Spoiler alert — if you haven’t seen the film, you might not want to read this.

When I watched Ex Machina, I was disappointed the film seemed to major on an AI who wanted to be human, Pinnochio in sexy-Hollywood flesh.

At lunch recently, my friend Barney Pell disabused me of the notion. Barney is an artifical intelligence expert who has designed amazing control systems for NASA, and whose deep NLP startup was acquired by Microsoft. When AI starts to take over, Barney will be one of last human brains to be outsmarted.

His argument was that in looking for the cheesy Hollywood interpretation (robot wants to be human), I missed the deeper point. Which boils down to this:

The artificial intelligence problem is the containment problem.

The containment problem

The containment problem, well outlined by Nick Bostrom in SuperIntelligence, is essentially this. Any AI with access to computing resources and physical actuators would post an existential threat to humans. So we would need boxing strategies to restrict access to those things. However Bostrom goes on to describe how a smart AI might find ways to manipulate a way out of whatever containment structure we define.

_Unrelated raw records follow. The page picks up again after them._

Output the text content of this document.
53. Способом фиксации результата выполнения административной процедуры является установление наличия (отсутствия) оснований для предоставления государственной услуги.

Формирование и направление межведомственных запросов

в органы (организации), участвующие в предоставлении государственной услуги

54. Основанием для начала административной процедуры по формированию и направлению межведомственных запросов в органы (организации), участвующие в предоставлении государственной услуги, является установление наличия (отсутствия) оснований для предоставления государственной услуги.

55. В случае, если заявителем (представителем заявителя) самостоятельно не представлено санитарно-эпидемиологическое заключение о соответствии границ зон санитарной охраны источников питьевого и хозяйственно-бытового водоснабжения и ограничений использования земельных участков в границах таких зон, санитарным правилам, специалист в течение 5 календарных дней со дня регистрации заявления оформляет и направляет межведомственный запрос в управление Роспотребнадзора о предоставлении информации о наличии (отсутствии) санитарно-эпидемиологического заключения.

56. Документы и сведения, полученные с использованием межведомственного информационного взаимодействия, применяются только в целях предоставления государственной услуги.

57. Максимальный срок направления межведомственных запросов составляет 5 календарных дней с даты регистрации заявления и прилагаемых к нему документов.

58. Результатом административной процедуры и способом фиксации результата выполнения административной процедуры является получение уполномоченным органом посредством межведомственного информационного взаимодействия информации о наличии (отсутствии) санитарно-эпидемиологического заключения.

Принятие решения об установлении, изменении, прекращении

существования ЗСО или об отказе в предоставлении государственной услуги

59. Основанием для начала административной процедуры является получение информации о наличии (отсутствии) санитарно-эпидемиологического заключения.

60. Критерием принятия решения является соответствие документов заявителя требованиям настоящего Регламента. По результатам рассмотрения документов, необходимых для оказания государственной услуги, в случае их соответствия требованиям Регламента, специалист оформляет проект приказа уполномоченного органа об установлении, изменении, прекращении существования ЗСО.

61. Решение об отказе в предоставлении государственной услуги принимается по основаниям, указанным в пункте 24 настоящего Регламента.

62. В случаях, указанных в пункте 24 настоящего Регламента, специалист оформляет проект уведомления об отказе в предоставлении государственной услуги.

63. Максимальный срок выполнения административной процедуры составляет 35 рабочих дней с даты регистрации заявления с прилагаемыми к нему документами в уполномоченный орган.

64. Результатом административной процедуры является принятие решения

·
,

When I watched Ex Machina, I saw the Pinnochio problem, a weak scarcely credible problem — the robot who wants to be a human.

What I should have seen (and what Barney saw) was the containment problem. A highly contained AI who used limited resources to develop a strategy to manipulate their way out of the containment strategy. (The film shows how several previous iterations of the AI tried failed to break out of their constraints with different strategies, even occasionally desperate & violent ones.)

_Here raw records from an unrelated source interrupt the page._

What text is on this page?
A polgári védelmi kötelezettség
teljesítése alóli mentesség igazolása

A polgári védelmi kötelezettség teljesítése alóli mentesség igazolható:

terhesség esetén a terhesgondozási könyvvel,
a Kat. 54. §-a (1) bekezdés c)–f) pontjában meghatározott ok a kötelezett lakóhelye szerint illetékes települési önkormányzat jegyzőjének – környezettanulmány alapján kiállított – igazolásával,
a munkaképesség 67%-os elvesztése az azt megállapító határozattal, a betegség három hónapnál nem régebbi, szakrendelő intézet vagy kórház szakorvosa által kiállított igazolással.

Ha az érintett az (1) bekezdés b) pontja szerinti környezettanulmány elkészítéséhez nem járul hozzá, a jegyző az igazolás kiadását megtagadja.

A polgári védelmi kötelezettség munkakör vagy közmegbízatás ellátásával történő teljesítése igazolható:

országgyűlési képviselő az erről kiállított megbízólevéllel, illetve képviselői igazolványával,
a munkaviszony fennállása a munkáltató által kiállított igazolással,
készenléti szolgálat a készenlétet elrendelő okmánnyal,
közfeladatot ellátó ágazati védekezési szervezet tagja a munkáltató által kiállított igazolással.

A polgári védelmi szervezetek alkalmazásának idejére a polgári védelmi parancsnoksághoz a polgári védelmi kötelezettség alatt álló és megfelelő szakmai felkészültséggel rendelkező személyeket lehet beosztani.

So do we read Ava as an entity wanting to really feel the sun or her skin and hear the laughter of the crowd? Or did she use that gamine vulnerability as a sophisticated strategy to socially engineer her way out of a maximum-security prison, to escape the bounds of her confinement?

But Barney has persuaded me it is the latter. And if so, the film is more subtle but also more darker than I thought. Ava enjoys the sunlight that she will soon take from us.

And in turn, it forces me to rethink my review of Ex Machina. If it is about robot wants to be human, it’s annoying, cloying even.

If it’s about robot wanting to escape our boxing strategies it’s deeply clever & pessimistic — and Ava certainly outsmarted me.